Which told me the follow wikis still have some lower case entity ids in page props

bat_smgwiki
be_x_oldwiki
bewiki
eowiki
hsbwiki
kywiki
map_bmswiki
nds_nlwiki
nlwiki
scnwiki
skwiki
test2wiki
zh_classicalwiki
zh_min_nanwiki
zh_yuewiki
  • bat_smgwiki
  • be_x_oldwiki
  • bewiki
  • eowiki
  • hsbwiki
  • kywiki
  • map_bmswiki
  • nds_nlwiki
  • nlwiki
  • scnwiki
  • skwiki
  • test2wiki
  • zh_classicalwiki
  • zh_min_nanwiki
  • zh_yuewiki

I wrote a bot to touch the pages and reparse them, it fixed around half of them. The rest are either protected or has something that abusefilter or spamfilter blocks. I don't know what to do with those...

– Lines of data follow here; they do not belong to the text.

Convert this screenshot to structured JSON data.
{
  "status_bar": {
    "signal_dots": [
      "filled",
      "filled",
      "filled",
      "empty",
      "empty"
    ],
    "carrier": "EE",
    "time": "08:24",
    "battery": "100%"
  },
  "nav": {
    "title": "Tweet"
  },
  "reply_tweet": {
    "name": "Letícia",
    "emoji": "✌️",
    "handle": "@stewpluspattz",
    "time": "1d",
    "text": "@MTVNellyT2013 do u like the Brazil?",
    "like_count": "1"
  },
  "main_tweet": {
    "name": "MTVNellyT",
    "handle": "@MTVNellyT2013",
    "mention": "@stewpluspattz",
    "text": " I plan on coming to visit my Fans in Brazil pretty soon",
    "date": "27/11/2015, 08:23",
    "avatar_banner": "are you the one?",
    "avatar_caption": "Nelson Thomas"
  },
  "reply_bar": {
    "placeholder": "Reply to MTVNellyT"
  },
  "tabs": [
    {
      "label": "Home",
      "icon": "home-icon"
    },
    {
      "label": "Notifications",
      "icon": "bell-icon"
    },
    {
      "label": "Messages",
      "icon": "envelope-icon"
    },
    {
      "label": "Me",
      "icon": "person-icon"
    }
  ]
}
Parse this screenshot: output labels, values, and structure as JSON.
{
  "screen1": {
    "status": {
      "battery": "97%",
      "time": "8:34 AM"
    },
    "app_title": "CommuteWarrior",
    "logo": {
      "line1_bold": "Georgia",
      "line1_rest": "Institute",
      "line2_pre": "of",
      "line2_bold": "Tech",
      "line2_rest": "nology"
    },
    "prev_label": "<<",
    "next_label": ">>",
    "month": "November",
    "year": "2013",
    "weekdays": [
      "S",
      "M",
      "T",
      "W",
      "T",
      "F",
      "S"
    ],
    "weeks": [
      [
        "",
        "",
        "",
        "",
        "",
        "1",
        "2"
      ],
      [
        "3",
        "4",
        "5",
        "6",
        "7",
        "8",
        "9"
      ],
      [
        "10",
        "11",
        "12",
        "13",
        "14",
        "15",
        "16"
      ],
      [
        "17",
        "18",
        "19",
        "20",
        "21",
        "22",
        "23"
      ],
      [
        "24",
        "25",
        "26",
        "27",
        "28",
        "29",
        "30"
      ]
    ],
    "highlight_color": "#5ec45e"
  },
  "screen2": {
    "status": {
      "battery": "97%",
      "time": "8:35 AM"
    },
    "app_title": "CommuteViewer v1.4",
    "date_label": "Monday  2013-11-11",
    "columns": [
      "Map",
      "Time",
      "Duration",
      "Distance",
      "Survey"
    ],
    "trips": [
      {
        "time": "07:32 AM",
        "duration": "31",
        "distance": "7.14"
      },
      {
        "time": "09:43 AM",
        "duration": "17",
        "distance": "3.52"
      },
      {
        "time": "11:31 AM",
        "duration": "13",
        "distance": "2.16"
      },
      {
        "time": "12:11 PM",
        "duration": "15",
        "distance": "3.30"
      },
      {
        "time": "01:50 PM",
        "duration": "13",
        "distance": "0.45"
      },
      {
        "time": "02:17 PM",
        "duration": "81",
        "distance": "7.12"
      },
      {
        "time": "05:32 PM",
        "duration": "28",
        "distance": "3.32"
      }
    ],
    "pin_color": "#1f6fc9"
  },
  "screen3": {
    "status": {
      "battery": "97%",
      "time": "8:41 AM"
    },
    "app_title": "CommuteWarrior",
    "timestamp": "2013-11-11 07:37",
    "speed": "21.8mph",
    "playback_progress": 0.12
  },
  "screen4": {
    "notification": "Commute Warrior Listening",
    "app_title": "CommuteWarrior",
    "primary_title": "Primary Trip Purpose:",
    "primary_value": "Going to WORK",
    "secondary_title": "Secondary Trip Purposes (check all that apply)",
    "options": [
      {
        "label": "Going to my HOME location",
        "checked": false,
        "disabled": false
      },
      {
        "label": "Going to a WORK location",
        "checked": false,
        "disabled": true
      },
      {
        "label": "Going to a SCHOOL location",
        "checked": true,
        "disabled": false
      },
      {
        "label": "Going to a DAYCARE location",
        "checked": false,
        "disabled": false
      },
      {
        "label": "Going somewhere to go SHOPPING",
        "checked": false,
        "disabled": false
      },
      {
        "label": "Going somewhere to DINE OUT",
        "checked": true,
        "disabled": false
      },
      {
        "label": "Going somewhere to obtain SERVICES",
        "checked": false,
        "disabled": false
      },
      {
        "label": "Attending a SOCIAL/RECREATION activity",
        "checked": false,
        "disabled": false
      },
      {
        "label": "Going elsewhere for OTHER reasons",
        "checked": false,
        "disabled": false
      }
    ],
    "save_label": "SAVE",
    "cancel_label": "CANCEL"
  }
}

Here are the number of rows that we are talking about.

1 @ bewiki
1 @ eowiki
6 @ hsbwiki
1 @ kywiki
2 @ scnwiki
1 @ skwiki
1 @ test2wiki

We could just go through and manually fix these and resolve this.

Fixed them all P8252

  • bewiki
  • eowiki
  • hsbwiki
  • kywiki
  • scnwiki
  • skwiki
  • test2wiki